Best practices for ethical web crawlers
This section discusses best practices and key ethical considerations for building a web-crawling application that collects environmental, social, and governance (ESG) data. By adhering to these best practices, you can protect your project and organization and contribute to a more responsible and sustainable web ecosystem. This approach helps you access valuable data and use it for research, business, and innovation in a way that respects all stakeholders.
Robots.txt compliance
The robots.txt file is used on websites to communicate with web crawlers and bots about which parts of the website should or should not be accessed or crawled. When a web crawler encounters a robots.txt file on a website, it parses the instructions and adjusts its crawling behavior accordingly. This prevents the crawler from violating the website owner's instructions and maintains a cooperative relationship between the website and the crawler. Therefore, the robots.txt file helps with access control, the protection of sensitive content, load management, and legal compliance.
We recommend that you adhere to the following best practices:
-
Always check and respect the rules in the robots.txt file.
-
Before crawling any URL, check the rules for both desktop and mobile user agents.
-
If the website allows only mobile user agents, use a different agent header, such as a mobile agent header, for your request.

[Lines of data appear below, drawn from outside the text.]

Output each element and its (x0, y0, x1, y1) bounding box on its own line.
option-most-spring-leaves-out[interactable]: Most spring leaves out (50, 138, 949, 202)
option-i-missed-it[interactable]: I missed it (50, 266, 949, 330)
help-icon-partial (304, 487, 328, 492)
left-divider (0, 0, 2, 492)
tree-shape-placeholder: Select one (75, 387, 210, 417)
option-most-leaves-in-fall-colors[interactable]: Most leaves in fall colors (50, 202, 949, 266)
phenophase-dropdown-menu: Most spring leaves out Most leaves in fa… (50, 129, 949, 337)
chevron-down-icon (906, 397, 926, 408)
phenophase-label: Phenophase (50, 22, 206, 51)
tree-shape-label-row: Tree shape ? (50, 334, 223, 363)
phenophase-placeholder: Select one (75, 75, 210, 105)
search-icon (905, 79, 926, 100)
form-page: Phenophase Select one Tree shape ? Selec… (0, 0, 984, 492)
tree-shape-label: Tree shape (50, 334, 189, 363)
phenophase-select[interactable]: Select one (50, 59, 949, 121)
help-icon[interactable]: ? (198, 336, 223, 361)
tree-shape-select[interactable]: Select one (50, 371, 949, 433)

The absence of a robots.txt file doesn't necessarily mean you can't or shouldn't crawl a website. Crawling should always be done responsibly, respecting the website's resources and the owner's implicit rights. The following are recommended best practices when a robots.txt is not present:
-
Assume crawling is allowed, but proceed with caution.
-
Implement polite crawling practices.
-
Consider reaching out to the website owner for permission if you plan on performing extensive crawling.
Crawl-rate limiting
Use a reasonable crawl rate to avoid overwhelming the server. Implement delays between requests, either as specified by the robots.txt file or by using a random delay. For small or medium-sized websites, 1 request every 10–15 seconds might be appropriate. For larger websites or those with explicit crawl permissions, 1–2 requests per second might be appropriate.
User-agent transparency
Identify your crawler in the user-agent header. This HTTP header information is intended to identify the device that is requesting the content. Commonly, the word bot is included in the name of the agent. Crawlers and other bots sometimes use an important field in the header to include contact information.
Efficient crawling
Use the sitemap, which is developed by the website owner, in order to focus on important pages.
Adaptive approach
Program the crawler to switch to a mobile user agent if the desktop version is unsuccessful. This can provide the crawler access and reduce the strain on the website's server.
Error handling
Make sure that the crawler handles various HTTP status codes appropriately. For example, the crawler should pause if it encounters a 429 status code ("Too many requests"). If the crawler continuously receives 403 status codes ("Forbidden"), then consider stopping crawling.
Crawling in batches
We recommend that you do the following:
-
Instead of crawling all the URLs at once, divide the task into smaller batches. This can help distribute the load and reduce the risk of encountering issues, such as timeouts or resource constraints.
-
If the overall crawling task is expected to be long-running, consider dividing it into multiple smaller, more manageable tasks. This can make the process more scalable and resilient.
-
If the number of URLs to crawl is relatively small, consider using a serverless solution, such as AWS Lambda. Lambda functions can be a good fit for short-lived, event-driven tasks because they automatically scale and handle resource management.
Security
For web-crawling compute tasks, we recommend that you configure the environment to allow outbound traffic only. This helps enhance security by minimizing the attack surface and reducing the risk of unauthorized inbound access. Allowing only outbound connections permits the crawling process to communicate with the target websites and retrieve the necessary data, and it restricts any inbound traffic that could potentially compromise the system.
Other considerations
Review the following additional considerations and best practices:
-
Check for crawling guidelines in the website's terms of service or privacy policy.
-
Look for
meta
tags in the HTML that might provide crawling directives. -
Be aware of legal restrictions in your jurisdiction regarding data collection and use.
-
Be prepared to stop crawling if requested by the website owner.